A A+ A++

Koronawirus w Szanghaju

Dodatkowa ochrona przed SARS-CoV-2 może się okazać niezbędna w obliczu nowego zagrożenia, z którym wciąż boryka się Szanghaj. W czwartek w tym chińskim mieście zmarło jedenaście osób zarażonych COVID-19, podały tamtejsze władze, a w ciągu ostatnich pięciu dni z powodu zakażenia koronawirusem zmarło 36 osób.

Mimo wprowadzonych surowych restrykcji, pandemia nie odpuszcza. Od trzech tygodni miasto jest zamknięte. Ludziom zakazano przemieszczania się. Mieszkańcy byli codziennie testowani. Pozytywnych wysyłano na kwarantannę. Zamknięte były nie tylko fabryki i biura, ale także sklepy, co spowodowało, że ludziom zaczęło brakować podstawowych środków do życia.

Po trzech tygodniach restrykcje miały zostać zniesione, ale luzowanie jest nieznaczne. Firmy zaczynają się otwierać, ale muszą spełnić rygorystyczne warunki – ​​pracownicy mieszkają na miejscu, są poddawani codziennym testom i rygorystycznej dezynfekcji. W piątek (22 kwietnia) oficjalnie podano, że wykryto 15 698 nowych bezobjawowych przypadków koronawirusa, w porównaniu z 15 861 przypadkami dzień wcześniej. Spadła też liczba osób ciężko chorych na COVID-19 – z 2634 w czwartek do 1931 w piątek. Nie ma jednak pewności, czy to zapowiedź początku końca zagrożenia koronawirusem, czy chwilowa poprawa sytuacji. Wciąż też nie ma oficjalnych informacji, jaki wariant SARS-CoV-2 – a może już nowy szczep – pojawił się w Chinach.

Trzecia i czwarta dawka

Wobec wciąż istniejącego zagrożenia koronawirusem w USA już pod koniec marca 2022 r.
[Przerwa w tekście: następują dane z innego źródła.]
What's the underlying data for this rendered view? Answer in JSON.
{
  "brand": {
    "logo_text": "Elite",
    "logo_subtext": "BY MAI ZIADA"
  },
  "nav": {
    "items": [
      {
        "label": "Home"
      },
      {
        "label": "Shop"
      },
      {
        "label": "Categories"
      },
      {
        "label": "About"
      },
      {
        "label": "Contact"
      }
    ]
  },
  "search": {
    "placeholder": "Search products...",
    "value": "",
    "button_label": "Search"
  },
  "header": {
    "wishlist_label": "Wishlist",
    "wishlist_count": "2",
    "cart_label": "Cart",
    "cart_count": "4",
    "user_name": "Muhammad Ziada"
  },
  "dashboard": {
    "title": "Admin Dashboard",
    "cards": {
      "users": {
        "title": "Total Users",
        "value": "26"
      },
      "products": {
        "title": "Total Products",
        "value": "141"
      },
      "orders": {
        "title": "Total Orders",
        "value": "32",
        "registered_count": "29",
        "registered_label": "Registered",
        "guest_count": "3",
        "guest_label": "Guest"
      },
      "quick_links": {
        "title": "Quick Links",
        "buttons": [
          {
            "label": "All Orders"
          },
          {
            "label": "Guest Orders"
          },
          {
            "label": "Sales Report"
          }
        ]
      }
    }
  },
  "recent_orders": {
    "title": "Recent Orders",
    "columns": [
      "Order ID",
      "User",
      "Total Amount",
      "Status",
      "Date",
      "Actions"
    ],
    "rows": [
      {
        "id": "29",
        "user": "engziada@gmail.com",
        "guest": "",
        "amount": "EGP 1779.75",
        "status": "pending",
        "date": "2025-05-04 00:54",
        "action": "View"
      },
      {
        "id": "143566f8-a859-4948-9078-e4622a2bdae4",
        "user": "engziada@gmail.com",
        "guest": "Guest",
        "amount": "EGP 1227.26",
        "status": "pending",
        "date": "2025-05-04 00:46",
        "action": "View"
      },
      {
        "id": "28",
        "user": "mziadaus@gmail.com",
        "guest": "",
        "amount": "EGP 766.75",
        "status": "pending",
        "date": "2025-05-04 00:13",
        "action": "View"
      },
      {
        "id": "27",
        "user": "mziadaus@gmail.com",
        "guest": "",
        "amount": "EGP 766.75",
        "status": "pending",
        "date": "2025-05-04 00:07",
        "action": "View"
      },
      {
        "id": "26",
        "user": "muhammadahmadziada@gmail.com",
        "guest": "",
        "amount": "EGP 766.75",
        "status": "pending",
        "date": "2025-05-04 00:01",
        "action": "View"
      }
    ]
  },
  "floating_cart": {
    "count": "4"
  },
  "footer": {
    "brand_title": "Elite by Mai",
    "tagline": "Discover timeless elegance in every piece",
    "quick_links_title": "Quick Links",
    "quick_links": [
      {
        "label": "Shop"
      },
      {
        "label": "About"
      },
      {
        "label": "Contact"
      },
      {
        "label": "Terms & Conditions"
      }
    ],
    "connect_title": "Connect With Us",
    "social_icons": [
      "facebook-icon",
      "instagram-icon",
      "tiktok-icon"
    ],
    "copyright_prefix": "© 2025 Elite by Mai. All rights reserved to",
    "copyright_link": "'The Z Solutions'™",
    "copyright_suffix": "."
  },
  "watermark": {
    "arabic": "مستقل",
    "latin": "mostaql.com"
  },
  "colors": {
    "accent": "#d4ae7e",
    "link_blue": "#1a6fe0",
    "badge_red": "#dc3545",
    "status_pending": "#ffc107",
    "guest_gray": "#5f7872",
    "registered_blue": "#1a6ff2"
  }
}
Amerykańska Agencja ds. Żywności i Leków zatwierdziła czwartą dawkę szczepionki przeciw COVID-19 dla ludzi wrażliwych. Do tej grupy zaliczyli osoby w wieku 50 lat i starsze oraz z obniżoną odpornością. Eksperci FDA uznali, że drugą dawkę przypominającą można przyjąć cztery miesiące po przyjęciu pierwszej dawki przypominającej. W Wielkiej Brytanii czwarta dawka jest dostępna dla osób w wieku 75 lat i starszych. W Niemczech do dodatkowej ochrony przed koronawirusem kwalifikują się osoby od 60. roku życia. W Izraelu czwarta dawka jest dostępna już od stycznia tego roku. Mogą przyjąć ją wszyscy mieszkańcy kraju, którzy ukończyli 60. rok życia.
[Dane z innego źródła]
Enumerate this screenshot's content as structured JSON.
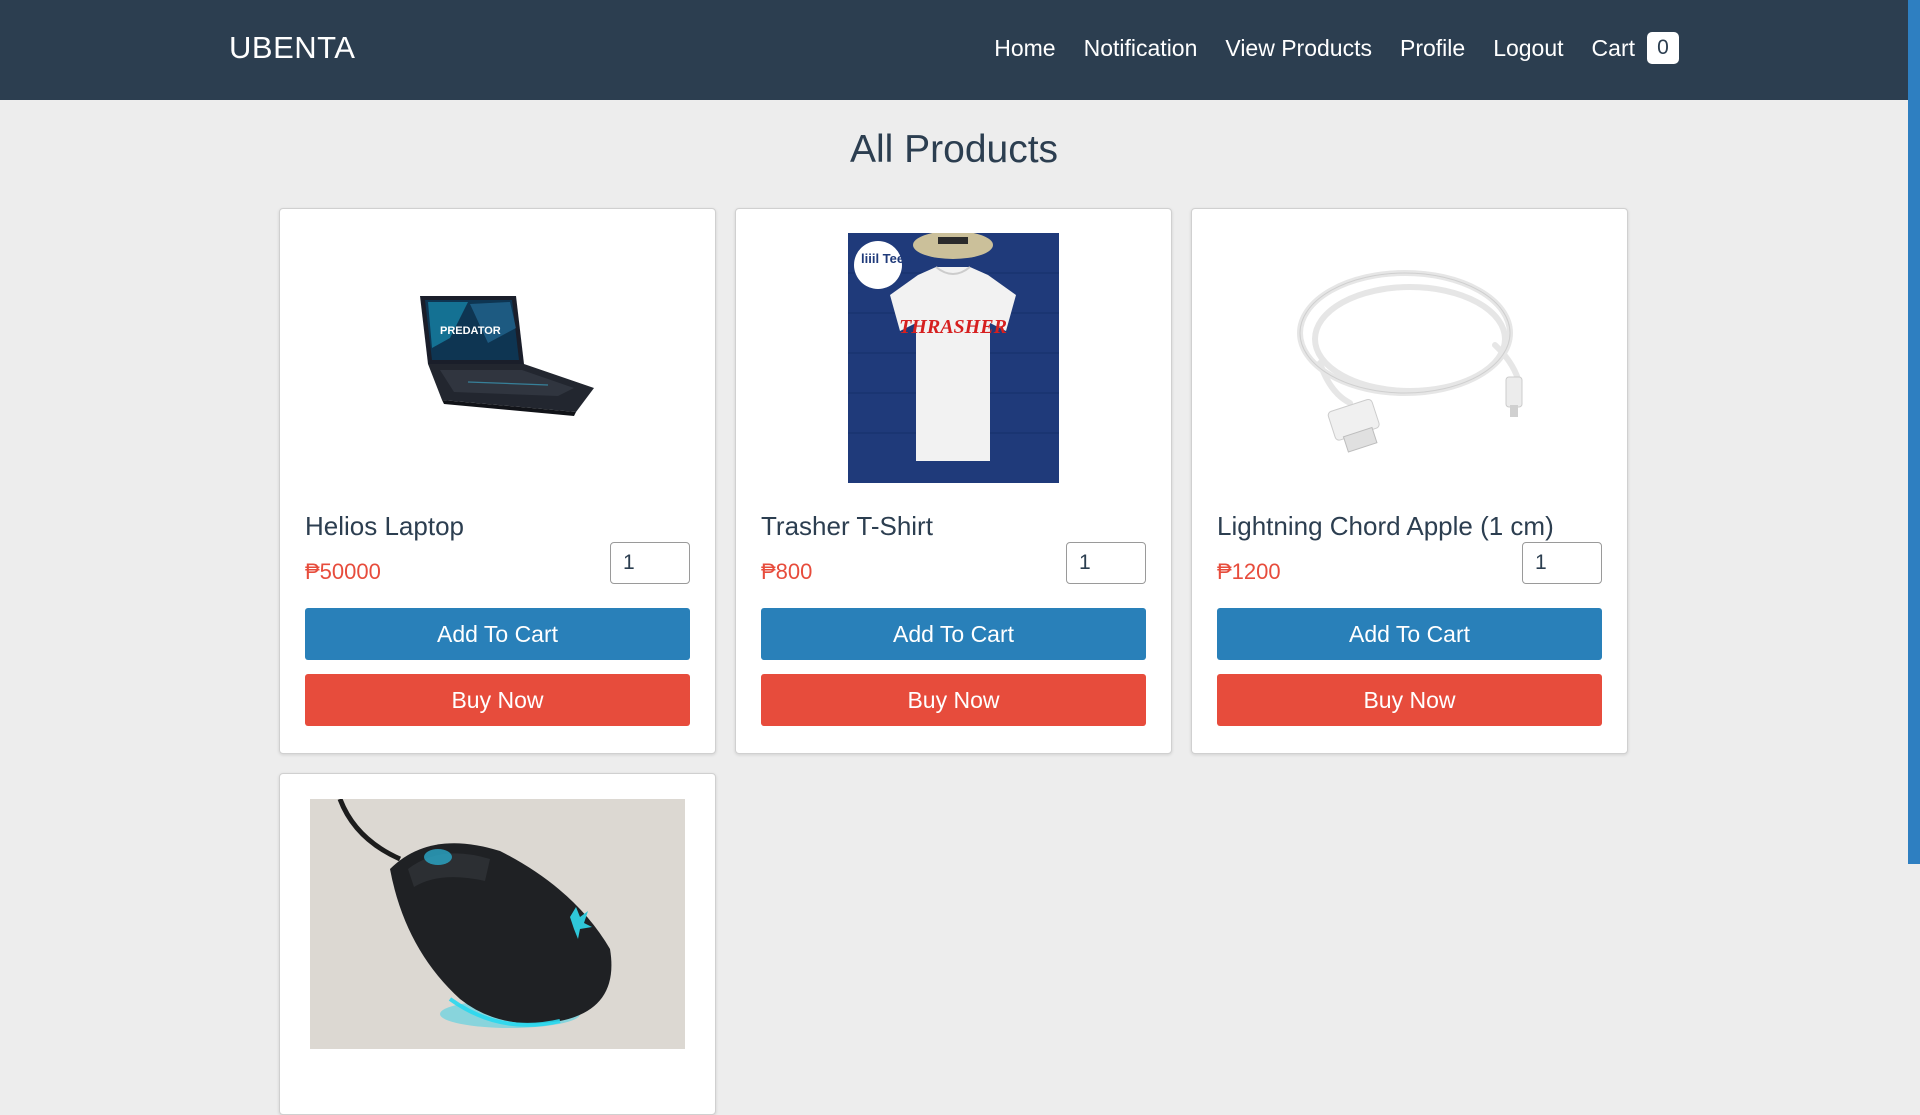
{
  "brand": "UBENTA",
  "nav": {
    "home": "Home",
    "notification": "Notification",
    "view_products": "View Products",
    "profile": "Profile",
    "logout": "Logout",
    "cart": "Cart",
    "cart_count": "0"
  },
  "page_title": "All Products",
  "products": [
    {
      "name": "Helios Laptop",
      "price": "₱50000",
      "qty": "1",
      "add_label": "Add To Cart",
      "buy_label": "Buy Now",
      "image": "laptop-image"
    },
    {
      "name": "Trasher T-Shirt",
      "price": "₱800",
      "qty": "1",
      "add_label": "Add To Cart",
      "buy_label": "Buy Now",
      "image": "tshirt-image",
      "image_text": {
        "logo": "liiil Tees",
        "print": "THRASHER"
      }
    },
    {
      "name": "Lightning Chord Apple (1 cm)",
      "price": "₱1200",
      "qty": "1",
      "add_label": "Add To Cart",
      "buy_label": "Buy Now",
      "image": "cable-image"
    },
    {
      "image": "mouse-image"
    }
  ],
  "colors": {
    "navbar": "#2c3e50",
    "background": "#ededed",
    "price": "#e74c3c",
    "add_to_cart": "#2980b9",
    "buy_now": "#e74c3c",
    "scrollbar": "#2e7fc1"
  }
}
Z coraz liczniejszych badań wynika, że kolejne dawki przypominające są niezbędne, aby uzyskać ochronę przed COVID-19. Już zimą 2021/22 dowiedziono, że przyjęcie trzeciej dawki i szczepienie się preparatem mRNA ma kluczowe znaczenie dla zapewnienia silnej odpowiedzi immunologicznej przeciwko wariantowi omikronu we wszystkich grupach wiekowych. Odpowiedź immunologiczna z czasem słabnie i bez szczepienia organizm mało skutecznie broni się przed koronawirusem. Dodatkowy problem pojawił się wraz z pojawieniem się omikrona, który okazał się bardziej oporny na istniejące szczepionki przeciwko COVID-19 niż poprzednie warianty.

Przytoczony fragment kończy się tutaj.